Ils correspondaient souvent, à cette fin de saison, pour leurs périlleux rendez-vous. Elles pouvaient encore assez facilement lui faire passer leurs lettres, par quelque nègre fidèle qui arrivait en barque à Thérapia, ou qui venait le trouver dans l’exquise Vallée-du-Grand-Seigneur le soir. Et lui qui n’avait de possible que la poste restante de Stamboul, répondait le plus souvent par un signal secret, en passant dans son caïque, sous leurs fenêtres farouches. Il fallait profiter de ces derniers jours du Bosphore, avant le retour à Constantinople où la surveillance serait plus sévère. Et on sentait venir à grands pas l’automne, surtout dans la tristesse des soirs. De gros nuages sombres arrivaient du Nord, avec le vent de Russie, et des averses commençaient de tomber, qui mettaient à néant parfois leurs combinaisons les plus ingénieusement préparées.
Près de la plaine de Béicos, dans un bas-fond solitaire et ignoré, ils avaient découvert une petite forêt vierge, autour d’un marais plein de nénuphars. C’était un lieu de sécurité mélancolique, enclos entre des pentes abruptes et d’inextricables verdures ; un seul sentier d’entrée où veillait Jean Renaud, avec un sifflet d’alarme. Ils se rencontrèrent là deux fois, au bord de cette eau verte et dormante, parmi les joncs et les fougères immenses, dans l’ombre des arbres qui s’effeuillaient. Cette flore ne différait en rien de celle de la France, et ces fougères géantes étaient la grande Osmonde de nos marais ; tout cela plus développé peut-être, à cause de l’atmosphère plus humide et des étés plus chauds. Les trois petits fantômes noirs circulaient au milieu de cette jungle, un peu embarrassés de leurs traînes et de leurs souliers toujours trop fins, et, dans quelque endroit propice, ils s’asseyaient autour d’André, pour un instant de causerie profonde, ou de silence, inquiets de voir passer au-dessus d’eux les nuages d’octobre, qui parfois assombrissaient tout et menaçaient de quelque lourde ondée.
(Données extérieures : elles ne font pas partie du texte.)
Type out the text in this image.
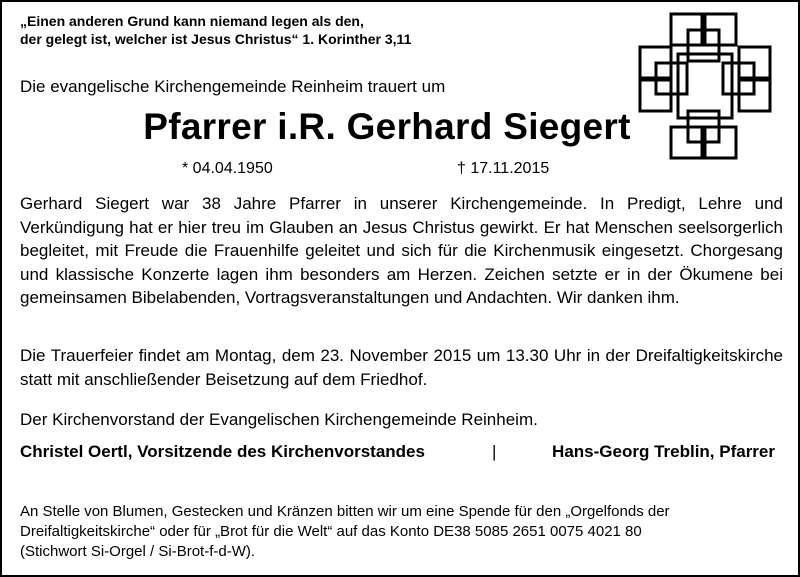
„Einen anderen Grund kann niemand legen als den,
der gelegt ist, welcher ist Jesus Christus“ 1. Korinther 3,11
Die evangelische Kirchengemeinde Reinheim trauert um
Pfarrer i.R. Gerhard Siegert
* 04.04.1950	† 17.11.2015

Gerhard Siegert war 38 Jahre Pfarrer in unserer Kirchengemeinde. In Predigt, Lehre und Verkündigung hat er hier treu im Glauben an Jesus Christus gewirkt. Er hat Menschen seelsorgerlich begleitet, mit Freude die Frauenhilfe geleitet und sich für die Kirchenmusik eingesetzt. Chorgesang und klassische Konzerte lagen ihm besonders am Herzen. Zeichen setzte er in der Ökumene bei gemeinsamen Bibelabenden, Vortragsveranstaltungen und Andachten. Wir danken ihm.

Die Trauerfeier findet am Montag, dem 23. November 2015 um 13.30 Uhr in der Dreifaltigkeitskirche statt mit anschließender Beisetzung auf dem Friedhof.

Der Kirchenvorstand der Evangelischen Kirchengemeinde Reinheim.
Christel Oertl, Vorsitzende des Kirchenvorstandes	|	Hans-Georg Treblin, Pfarrer
An Stelle von Blumen, Gestecken und Kränzen bitten wir um eine Spende für den „Orgelfonds der
Dreifaltigkeitskirche“ oder für „Brot für die Welt“ auf das Konto DE38 5085 2651 0075 4021 80
(Stichwort Si-Orgel / Si-Brot-f-d-W).
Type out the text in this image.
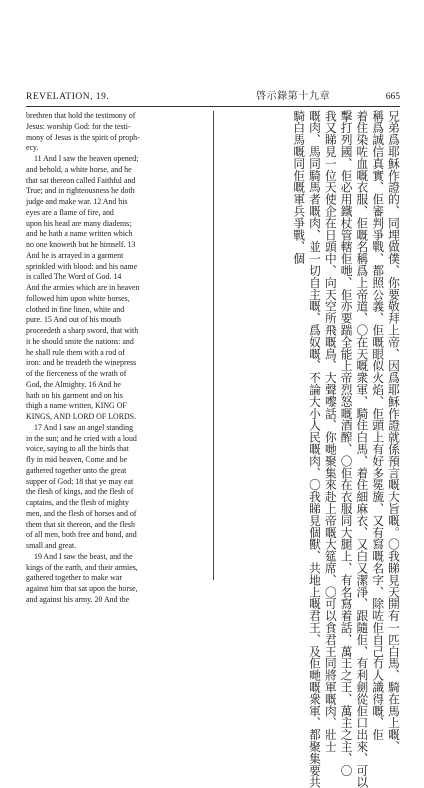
REVELATION, 19.	啓示錄第十九章	665
brethren that hold the testimony of
Jesus: worship God: for the testi-
mony of Jesus is the spirit of proph-
ecy.
11 And I saw the heaven opened;
and behold, a white horse, and he
that sat thereon called Faithful and
True; and in righteousness he doth
judge and make war. 12 And his
eyes are a flame of fire, and
upon his head are many diadems;
and he hath a name written which
no one knoweth but he himself. 13
And he is arrayed in a garment
sprinkled with blood: and his name
is called The Word of God. 14
And the armies which are in heaven
followed him upon white horses,
clothed in fine linen, white and
pure. 15 And out of his mouth
proceedeth a sharp sword, that with
it he should smite the nations: and
he shall rule them with a rod of
iron: and he treadeth the winepress
of the fierceness of the wrath of
God, the Almighty. 16 And he
hath on his garment and on his
thigh a name written, KING OF
KINGS, AND LORD OF LORDS.
17 And I saw an angel standing
in the sun; and he cried with a loud
voice, saying to all the birds that
fly in mid heaven, Come and be
gathered together unto the great
supper of God; 18 that ye may eat
the flesh of kings, and the flesh of
captains, and the flesh of mighty
men, and the flesh of horses and of
them that sit thereon, and the flesh
of all men, both free and bond, and
small and great.
19 And I saw the beast, and the
kings of the earth, and their armies,
gathered together to make war
against him that sat upon the horse,
and against his army. 20 And the	兄弟爲耶穌作證的、同埋做僕、你要敬拜上帝、因爲耶穌作證就係預言嘅大旨嘅。〇我睇見天開有一匹白馬、騎在馬上嘅、
稱爲誠信真實、佢審判爭戰、都照公義、佢嘅眼似火焰、佢頭上有好多冕旒、又有寫嘅名字、除咗佢自己冇人識得嘅、佢
着住染咗血嘅衣服、佢嘅名稱爲上帝道、〇在天嘅衆軍、騎住白馬、着住細麻衣、又白又潔淨、跟隨佢、有利劍從佢口出來、可以
擊打列國、佢必用鐵杖管轄佢哋、佢亦要踹全能上帝烈怒嘅酒醡、〇佢在衣服同大腿上、有名寫着話、萬王之王、萬主之主、〇
我又睇見一位天使企在日頭中、向天空所飛嘅鳥、大聲嚟話、你哋聚集來赴上帝嘅大筵席、〇可以食君王同將軍嘅肉、壯士
嘅肉、馬同騎馬者嘅肉、並一切自主嘅、爲奴嘅、不論大小人民嘅肉、〇我睇見個獸、共地上嘅君王、及佢哋嘅衆軍、都聚集要共
騎白馬嘅同佢嘅軍兵爭戰、個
Zeyneb et Mélek, de temps à autre, relevaient leur voile pour sourire à leur ami, le regardant bien dans les yeux, avec un air de franchise et de confiance. Mais Djénane, jamais.
André, avec tous ses voyages en pays exotiques, n’avait pas depuis de longues années, vécu ainsi dans l’intimité des plantes de nos climats. Or, ces roseaux, ces scolopendres, ces mousses, ces belles fougères Osmondes, lui rappelaient à s’y méprendre certain marais de son pays où, pendant son enfance, il s’isolait de longues heures pour rêver aux forêts vierges, encore jamais vues. Et c’était tellement la même chose, ce marais asiatique et le sien, qu’il lui arrivait de se croire ici chez lui, replongé dans la première période de son éveil à la vie… Mais alors, il y avait ces trois petites fées orientales, dont la présence constituait un anachronisme étrange et charmant…
Le vendredi 7 octobre 1904 arriva, dernier vendredi des Eaux-Douces d’Asie, car les ambassades redescendaient la semaine suivante à Constantinople, et, chez les trois petites Turques, on se disposait à faire de même. Du reste, toutes les maisons du Bosphore allaient fermer leurs portes et leurs fenêtres, pour six mois de vent, de pluie ou de neige.
André et ses amies avaient échangé leur parole de faire tout au monde pour se revoir ce jour-là aux Eaux-Douces, puisque ce serait fini ensuite, jusqu’à l’été prochain si entouré d’incertitudes.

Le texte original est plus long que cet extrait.